Nov. 10, 2017, 7:16 p.m. | Tagged under Philosophy, meditation

For the past few months, I have grown a keen interest into Buddhistic meditation.
I'd like to share my experience in the hope that it might benefit you as well (and to be honest I just want to recap it for myself).

To be clear, I don't believe in the religious hocus-pocus related to it, but it offered me (eventually) some super easy wisdom that I rarely payed any attention to before.

And that's the thing, meditation is easy, too easy.
After some months I came to the conclusion that for meditation I basically had to do one thing... nothing!
The hard thing is actually not trying hard.

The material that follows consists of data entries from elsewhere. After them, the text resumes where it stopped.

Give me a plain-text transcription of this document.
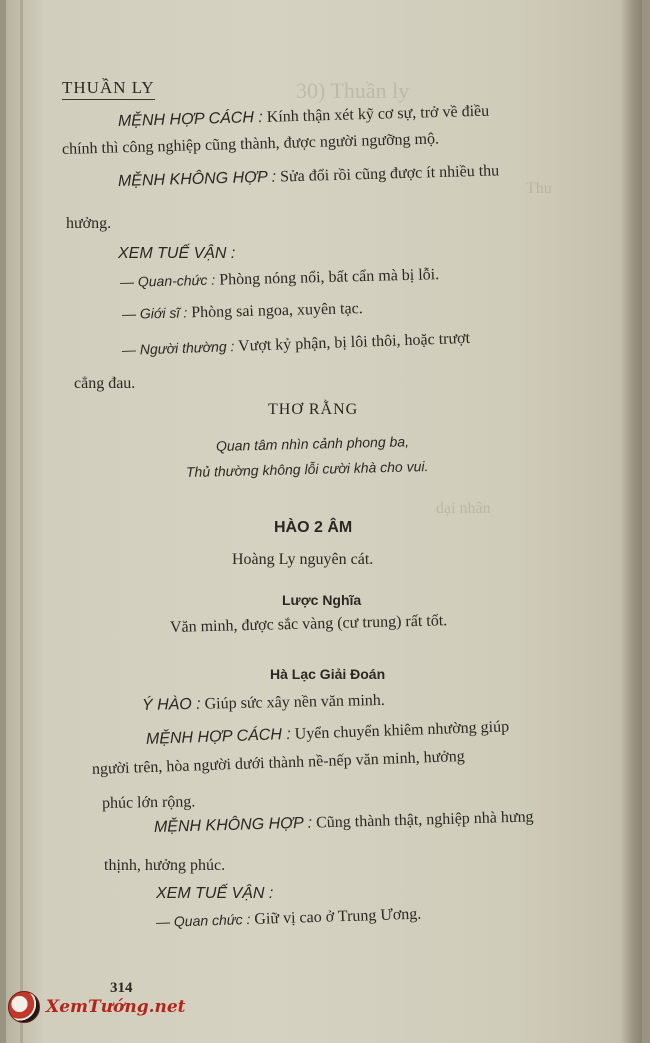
30) Thuần ly
Thu
dại nhân
THUẦN LY
MỆNH HỢP CÁCH : Kính thận xét kỹ cơ sự, trở về điều
chính thì công nghiệp cũng thành, được người ngưỡng mộ.
MỆNH KHÔNG HỢP : Sửa đổi rồi cũng được ít nhiều thu
hưởng.
XEM TUẾ VẬN :
— Quan-chức : Phòng nóng nổi, bất cẩn mà bị lỗi.
— Giới sĩ : Phòng sai ngoa, xuyên tạc.
— Người thường : Vượt kỷ phận, bị lôi thôi, hoặc trượt
cẳng đau.
THƠ RẰNG
Quan tâm nhìn cảnh phong ba,
Thủ thường không lỗi cười khà cho vui.
HÀO 2 ÂM
Hoàng Ly nguyên cát.
Lược Nghĩa
Văn minh, được sắc vàng (cư trung) rất tốt.
Hà Lạc Giải Đoán
Ý HÀO : Giúp sức xây nền văn minh.
MỆNH HỢP CÁCH : Uyển chuyển khiêm nhường giúp
người trên, hòa người dưới thành nề-nếp văn minh, hưởng
phúc lớn rộng.
MỆNH KHÔNG HỢP : Cũng thành thật, nghiệp nhà hưng
thịnh, hưởng phúc.
XEM TUẾ VẬN :
— Quan chức : Giữ vị cao ở Trung Ương.
314
XemTướng.net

So why did it take me so long to come to that simple conclusion?
Well one possibility is that I could be an idiot? After all, I say very stupid stuff sometimes and there's a lot of even more stupid stuff that I keep to myself! And that's just my perception!
However, I have some other possibilities that I'd like to entertain you with.

I remember the first time I tried to meditate. Trying to get that state of mind that would deliver me from all my worries! Trying to make my mind completely empty. Of course that meant being frustrated by any thought that surely would pop up!
I was really convinced that I had to put in a lot of active effort to clear my mind, whilst only making it more turbulent.
Like Alan Watts said, it's really like trying to make rough water smooth with a flat iron. The more you try to flatten it, the more turbulent it gets (his book "The Wisdom of Insecurity" is certainly one of my favourites).

Some weeks ago I had a really rough day and I didn't seem to want anything anymore. I thought "screw it" and I'll let everything be, as it is, for once. Turned out I rarely felt so clear as I did then.
It's the law of reversed effort as Aldous Huxley once coined the term.

So it got me thinking, why did it take me so long to let it be, as it is?

It required me to do a fair amount of reading on Buddhistic meditation. To be honest, I should have probably started with this (although it was certainly valuable to have drawn some conclusions myself).

All the reading seemed to come down to the same answer.. ego!
The thing that always wants, rarely notices, and is never satisfied.
The thinker behind the thoughts!
Or at least that's what it seems at first.
But are we really the thinker of our thoughts?
It you notice a thought, how can you have been thinking it?
If you see a river flowing, you are not the river now are you?

Most importantly, even though you notice the river, it's better to stay on the shore than to be dragged away by it!

I'll leave it at this for now, before you'd start to think I have some special mushrooms in my garden!